I just released the following statement regarding Facebook’s settlement with the Federal Trade Commission of complaintsover changes the company made in December 2009 to what information would appear on users’ profiles:
For years, many privacy advocates have insisted that holding companies to their own privacy policies won’t protect consumers because companies can change those policies at a whim. Today’s settlement makes clear that changes to what a company may do with information already collected require informed user consent—provided the changes are material. This builds on a similar settlement with Google last month over the use of Gmail information in the Buzz social network without consent, among earlier FTC actions, such as preventing the transfer of sensitive information when a company goes into bankruptcy.

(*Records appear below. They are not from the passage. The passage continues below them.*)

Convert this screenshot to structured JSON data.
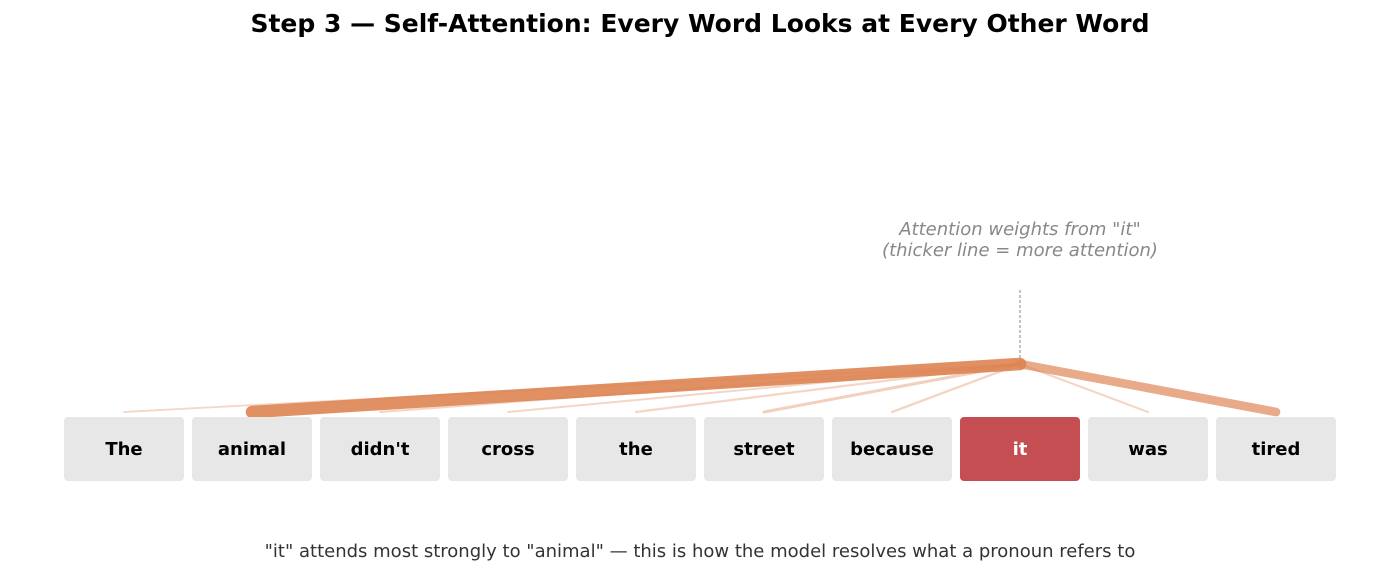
{
  "title": "Step 3 — Self-Attention: Every Word Looks at Every Other Word",
  "annotation": {
    "line1": "Attention weights from \"it\"",
    "line2": "(thicker line = more attention)"
  },
  "tokens": [
    "The",
    "animal",
    "didn't",
    "cross",
    "the",
    "street",
    "because",
    "it",
    "was",
    "tired"
  ],
  "focus_index": 7,
  "attention_weights": [
    0.03,
    0.85,
    0.04,
    0.04,
    0.05,
    0.12,
    0.06,
    null,
    0.05,
    0.55
  ],
  "caption": "\"it\" attends most strongly to \"animal\" — this is how the model resolves what a pronoun refers to",
  "colors": {
    "token_bg": "#e7e7e7",
    "focus_bg": "#c44e52",
    "attention_line": "#dd8452",
    "annotation_text": "#888888",
    "pointer": "#888888"
  }
}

Thus, while Congress struggles to craft ‘comprehensive baseline privacy’ legislation in the European model, the FTC is using its existing 1938 authority over unfair or deceptive trade practices to build a common law of privacy. This is a process of discovery: what’s the right balance between protecting privacy and the consumer benefits of encouraging the development of new services? That process won’t be perfect or easy, but it’s much more likely to keep up with technological change than legislation or prophylactic regulation would be, and less likely to fall prey to regulatory capture by incumbents as a barrier to competition.
Case-by-case adjudication is a venerable American tradition—one that’s more, not less, vital in the rapidly changing field of consumer privacy. Rather than rushing to write new laws, Congress should focus on ensuring the FTC has the resources it needs to use its existing authority effectively. That means, most of all, having a larger core of technologists on staff to guide what is supposed to be our expert agency on privacy.